No access: Handicapped face trial in reaching court

Two years after LHC orders, still no ramps built at Sessions Court.


Rana Yasif April 28, 2011

LAHORE:


The Sessions Court complex in the city is inaccessible to the disabled, some two years after the Lahore High Court directed all courts to build ramps or lifts for persons in wheelchairs.


On March 21, 2009, then LHC Chief Justice Khawaja Muhammad Sharif issued instructions to all district and sessions judges in Punjab and Islamabad to make their court buildings accessible to the handicapped. The LHC then set an example by installing access ramps.

But at the Sessions Court, a multistorey building, there are no ramps. At the second floor, this correspondent met Mustafa Ali and Muhammad Bashir, litigants in a property case.

Bashir, 70, sat atop Ali’s shoulders. “He (Bashir) is ill and cannot walk, so this was the only way to come up here,” said Ali.

Muhammad Rustum sat outside a family court, also on the second floor, in his wheelchair. “I came for the dissolution of my daughter’s marriage,” he said. “Four men carried me up the stairs in my wheelchair.”

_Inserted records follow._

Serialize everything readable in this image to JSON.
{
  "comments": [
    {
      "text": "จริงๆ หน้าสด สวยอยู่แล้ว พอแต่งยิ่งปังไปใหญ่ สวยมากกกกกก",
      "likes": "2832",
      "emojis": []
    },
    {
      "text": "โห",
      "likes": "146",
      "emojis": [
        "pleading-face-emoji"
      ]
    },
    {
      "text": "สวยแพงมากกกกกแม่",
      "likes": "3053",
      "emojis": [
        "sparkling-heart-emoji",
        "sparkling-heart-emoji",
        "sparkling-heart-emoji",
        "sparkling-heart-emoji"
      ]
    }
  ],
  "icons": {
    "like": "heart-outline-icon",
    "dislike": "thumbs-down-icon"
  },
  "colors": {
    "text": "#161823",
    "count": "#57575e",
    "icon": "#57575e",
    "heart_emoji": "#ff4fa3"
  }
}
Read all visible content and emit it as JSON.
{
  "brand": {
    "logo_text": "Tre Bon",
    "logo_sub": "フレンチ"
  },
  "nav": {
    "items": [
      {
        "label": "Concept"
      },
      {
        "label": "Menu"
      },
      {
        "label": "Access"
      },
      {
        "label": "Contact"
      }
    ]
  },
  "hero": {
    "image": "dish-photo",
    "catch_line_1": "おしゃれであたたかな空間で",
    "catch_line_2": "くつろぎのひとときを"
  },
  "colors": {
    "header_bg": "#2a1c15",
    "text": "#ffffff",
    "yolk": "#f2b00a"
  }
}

Syed Haider Ali, 60, came to the courts to get a copy of a case file. Walking on crutches, he said, it took him half an hour to get to the third floor. “It is very tough for me to walk up stairs,” he said. “I would take one or two steps and then have to rest for a few second to catch my breath.”

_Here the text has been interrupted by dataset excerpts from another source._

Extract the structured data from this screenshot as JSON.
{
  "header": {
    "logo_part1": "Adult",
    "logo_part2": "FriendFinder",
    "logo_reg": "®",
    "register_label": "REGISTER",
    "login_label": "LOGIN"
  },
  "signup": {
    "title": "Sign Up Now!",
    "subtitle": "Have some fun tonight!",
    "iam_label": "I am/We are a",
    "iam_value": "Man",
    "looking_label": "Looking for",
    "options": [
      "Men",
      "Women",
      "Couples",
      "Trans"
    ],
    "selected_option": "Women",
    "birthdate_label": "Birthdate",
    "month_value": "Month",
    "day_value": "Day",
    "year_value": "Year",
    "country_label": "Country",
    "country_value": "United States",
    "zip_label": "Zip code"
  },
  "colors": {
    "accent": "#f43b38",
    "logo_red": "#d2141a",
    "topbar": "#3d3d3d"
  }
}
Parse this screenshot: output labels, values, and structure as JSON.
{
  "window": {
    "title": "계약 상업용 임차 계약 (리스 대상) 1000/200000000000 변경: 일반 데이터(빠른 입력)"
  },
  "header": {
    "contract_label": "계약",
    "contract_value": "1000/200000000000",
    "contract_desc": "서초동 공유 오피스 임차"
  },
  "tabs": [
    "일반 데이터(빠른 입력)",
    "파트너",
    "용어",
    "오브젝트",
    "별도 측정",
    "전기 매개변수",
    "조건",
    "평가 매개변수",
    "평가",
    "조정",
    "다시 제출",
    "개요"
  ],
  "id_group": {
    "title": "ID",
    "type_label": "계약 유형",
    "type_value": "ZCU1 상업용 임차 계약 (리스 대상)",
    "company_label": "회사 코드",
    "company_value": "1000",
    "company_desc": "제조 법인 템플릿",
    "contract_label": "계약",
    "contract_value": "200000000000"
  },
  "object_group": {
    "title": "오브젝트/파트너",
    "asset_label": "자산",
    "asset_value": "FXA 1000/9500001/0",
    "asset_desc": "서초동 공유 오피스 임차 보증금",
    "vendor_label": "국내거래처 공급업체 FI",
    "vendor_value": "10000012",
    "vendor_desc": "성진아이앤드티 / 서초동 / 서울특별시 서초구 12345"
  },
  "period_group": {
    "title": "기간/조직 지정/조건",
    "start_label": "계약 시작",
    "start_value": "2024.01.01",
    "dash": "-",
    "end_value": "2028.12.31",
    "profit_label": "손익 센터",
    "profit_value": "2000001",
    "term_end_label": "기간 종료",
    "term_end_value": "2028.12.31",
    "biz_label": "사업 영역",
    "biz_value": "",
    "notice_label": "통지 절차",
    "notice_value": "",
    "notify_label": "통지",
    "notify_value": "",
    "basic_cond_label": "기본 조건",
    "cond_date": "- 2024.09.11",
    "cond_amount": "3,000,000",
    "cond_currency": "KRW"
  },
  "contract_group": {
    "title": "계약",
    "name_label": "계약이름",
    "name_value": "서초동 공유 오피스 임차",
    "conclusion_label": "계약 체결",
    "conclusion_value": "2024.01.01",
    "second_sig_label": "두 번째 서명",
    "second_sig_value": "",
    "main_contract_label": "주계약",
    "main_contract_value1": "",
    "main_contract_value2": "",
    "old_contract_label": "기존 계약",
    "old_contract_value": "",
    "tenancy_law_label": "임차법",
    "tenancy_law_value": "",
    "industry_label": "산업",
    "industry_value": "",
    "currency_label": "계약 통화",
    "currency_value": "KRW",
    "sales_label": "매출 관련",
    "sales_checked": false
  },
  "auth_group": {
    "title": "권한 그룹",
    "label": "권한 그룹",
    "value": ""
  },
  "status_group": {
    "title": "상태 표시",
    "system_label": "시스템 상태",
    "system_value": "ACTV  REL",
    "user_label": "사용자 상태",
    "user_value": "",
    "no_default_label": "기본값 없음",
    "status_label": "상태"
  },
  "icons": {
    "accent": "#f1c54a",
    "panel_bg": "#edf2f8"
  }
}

Lawyers said that the Sessions Court should make the building disabled-friendly. “It is sad. Courts are a symbol of justice for all, but some people cannot access them.

The handicapped are being ignored here,” said Advocate Malik Amjad Ali.

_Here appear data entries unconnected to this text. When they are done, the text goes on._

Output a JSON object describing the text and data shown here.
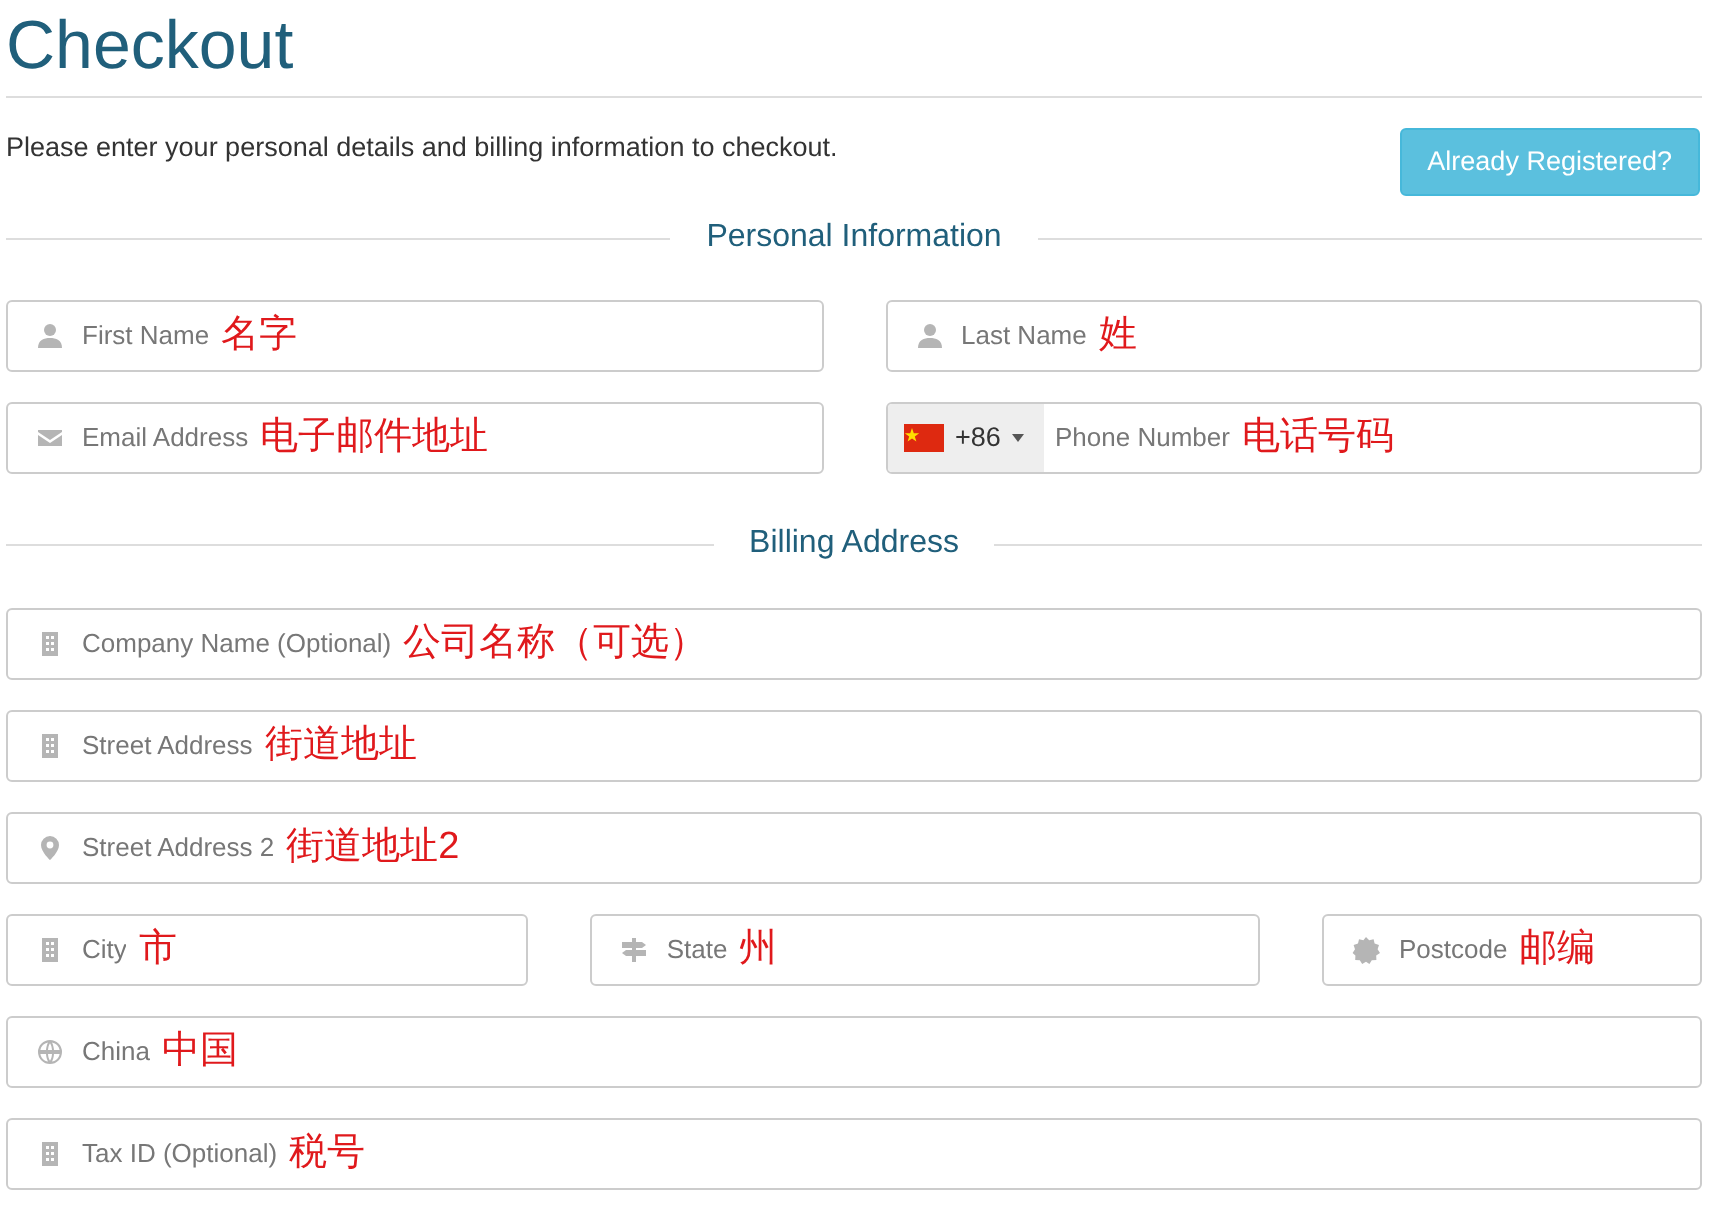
{
  "title": "Checkout",
  "intro": "Please enter your personal details and billing information to checkout.",
  "already_registered_button": "Already Registered?",
  "sections": [
    {
      "heading": "Personal Information",
      "rows": [
        [
          {
            "kind": "person",
            "placeholder": "First Name",
            "annotation": "名字"
          },
          {
            "kind": "person",
            "placeholder": "Last Name",
            "annotation": "姓"
          }
        ],
        [
          {
            "kind": "envelope",
            "placeholder": "Email Address",
            "annotation": "电子邮件地址"
          },
          {
            "kind": "phone",
            "country_code": "+86",
            "placeholder": "Phone Number",
            "annotation": "电话号码"
          }
        ]
      ]
    },
    {
      "heading": "Billing Address",
      "rows": [
        [
          {
            "kind": "building",
            "placeholder": "Company Name (Optional)",
            "annotation": "公司名称（可选）"
          }
        ],
        [
          {
            "kind": "building",
            "placeholder": "Street Address",
            "annotation": "街道地址"
          }
        ],
        [
          {
            "kind": "pin",
            "placeholder": "Street Address 2",
            "annotation": "街道地址2"
          }
        ],
        [
          {
            "kind": "building",
            "placeholder": "City",
            "annotation": "市"
          },
          {
            "kind": "signpost",
            "placeholder": "State",
            "annotation": "州"
          },
          {
            "kind": "badge",
            "placeholder": "Postcode",
            "annotation": "邮编"
          }
        ],
        [
          {
            "kind": "globe",
            "placeholder": "China",
            "annotation": "中国"
          }
        ],
        [
          {
            "kind": "building",
            "placeholder": "Tax ID (Optional)",
            "annotation": "税号"
          }
        ]
      ]
    }
  ]
}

Advocate Muhammad Asif said that it was condemnable that the instructions of the LHC were being ignored. He said the disabled avoided leaving their houses because travel was so difficult.

LHC Additional Registrar (Planning and Development) Rana Abdul Qadeer said that he was disappointed that no access ramps or lifts had been constructed in the Sessions Court and no lift had been activated for the use of handicapped litigants. He said that he would take notice of it and work on ramps and lifts would be started soon.

Published in The Express Tribune, April 28th, 2011.